Get Element Attribute Value

Retrieving XML element attribute values is very similar to retrieving child element values. The element tag and index – analogous to the parent tag and index – and the attribute tag are specified. For example if we wanted the book category for the Harry Potter book, the element tag is “book”, the element index is “1″ and the attribute tag is “category”.

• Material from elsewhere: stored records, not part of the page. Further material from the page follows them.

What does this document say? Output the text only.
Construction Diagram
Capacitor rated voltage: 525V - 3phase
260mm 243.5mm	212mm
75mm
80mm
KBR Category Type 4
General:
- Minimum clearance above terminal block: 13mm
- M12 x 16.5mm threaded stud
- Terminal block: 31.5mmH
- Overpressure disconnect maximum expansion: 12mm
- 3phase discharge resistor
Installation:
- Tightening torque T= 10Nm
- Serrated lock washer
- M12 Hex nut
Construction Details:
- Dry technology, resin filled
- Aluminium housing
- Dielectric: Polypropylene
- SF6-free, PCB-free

string XmlDomDocument::getAttributeValue(const char* elementTag, 
                                         int elementIndex, 
                                         const char* attributeTag)
{
    XMLCh* temp = XMLString::transcode(elementTag);
    DOMNodeList* list = m_doc->getElementsByTagName(temp);
    XMLString::release(&temp);

    DOMElement* element = 
        dynamic_cast<DOMElement*>(list->item(elementIndex));
    temp = XMLString::transcode(attributeTag);
    char* temp2 = XMLString::transcode(element->getAttribute(temp));

    string value = temp2;
    XMLString::release(&temp);
    XMLString::release(&temp2);
    return value;
}

[Lines 5-12] Retrieve the attribute value in a manner simliar to the child value, except we get the value directly from the element itself.

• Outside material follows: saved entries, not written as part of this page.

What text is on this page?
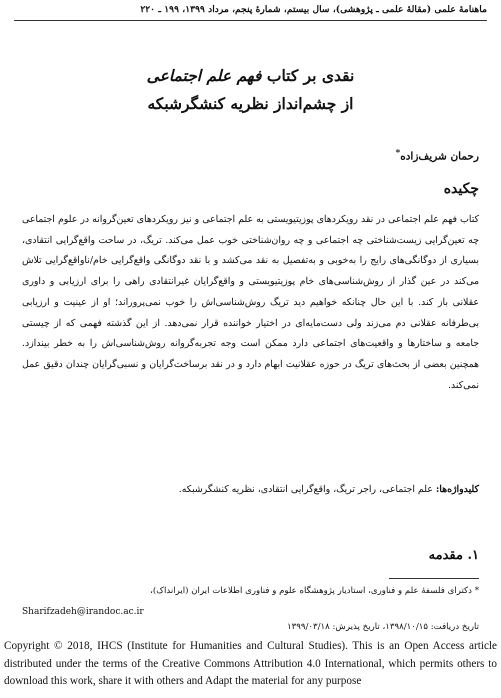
ماهنامهٔ علمی (مقالهٔ علمی ـ پژوهشی)، سال بیستم، شمارهٔ پنجم، مرداد ۱۳۹۹، ۱۹۹ ـ ۲۲۰
نقدی بر کتاب فهم علم اجتماعی
از چشم‌انداز نظریه کنشگرشبکه
رحمان شریف‌زاده*
چکیده
کتاب فهم علم اجتماعی در نقد رویکردهای پوزیتیویستی به علم اجتماعی و نیز رویکردهای تعین‌گروانه در علوم اجتماعی چه تعین‌گرایی زیست‌شناختی چه اجتماعی و چه روان‌شناختی خوب عمل می‌کند. تریگ، در ساحت واقع‌گرایی انتقادی، بسیاری از دوگانگی‌های رایج را به‌خوبی و به‌تفصیل به نقد می‌کشد و با نقد دوگانگی واقع‌گرایی خام/ناواقع‌گرایی تلاش می‌کند در عین گذار از روش‌شناسی‌های خام پوزیتیویستی و واقع‌گرایان غیرانتقادی راهی را برای ارزیابی و داوری عقلانی باز کند. با این حال چنانکه خواهیم دید تریگ روش‌شناسی‌اش را خوب نمی‌پروراند؛ او از عینیت و ارزیابی بی‌طرفانه عقلانی دم می‌زند ولی دست‌مایه‌ای در اختیار خواننده قرار نمی‌دهد. از این گذشته فهمی که از چیستی جامعه و ساختارها و واقعیت‌های اجتماعی دارد ممکن است وجه تجربه‌گروانه روش‌شناسی‌اش را به خطر بیندازد. همچنین بعضی از بحث‌های تریگ در حوزه عقلانیت ابهام دارد و در نقد برساخت‌گرایان و نسبی‌گرایان چندان دقیق عمل نمی‌کند.
کلیدواژه‌ها: علم اجتماعی، راجر تریگ، واقع‌گرایی انتقادی، نظریه کنشگرشبکه.
۱. مقدمه
* دکترای فلسفهٔ علم و فناوری، استادیار پژوهشگاه علوم و فناوری اطلاعات ایران (ایرانداک)،
Sharifzadeh@irandoc.ac.ir
تاریخ دریافت: ۱۳۹۸/۱۰/۱۵، تاریخ پذیرش: ۱۳۹۹/۰۳/۱۸
Copyright © 2018, IHCS (Institute for Humanities and Cultural Studies). This is an Open Access article distributed under the terms of the Creative Commons Attribution 4.0 International, which permits others to download this work, share it with others and Adapt the material for any purpose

[Lines 14-17] Convert the XMLString object containing the attribute value to a standard string then return to the caller.

Get Child Count

To get the number of elements contained under a given parent, we call DOMDocumentElement::getElementsByName() with the parent name, which returns a list of parent elements. We get parent element at parentIndex then call DOMDocumentElement::getElementsByName(), this time with the childTag. As before this gives us a pointer to a DOMNodeList from which we can get the child count directly with a call to DOMNodeList::getLength().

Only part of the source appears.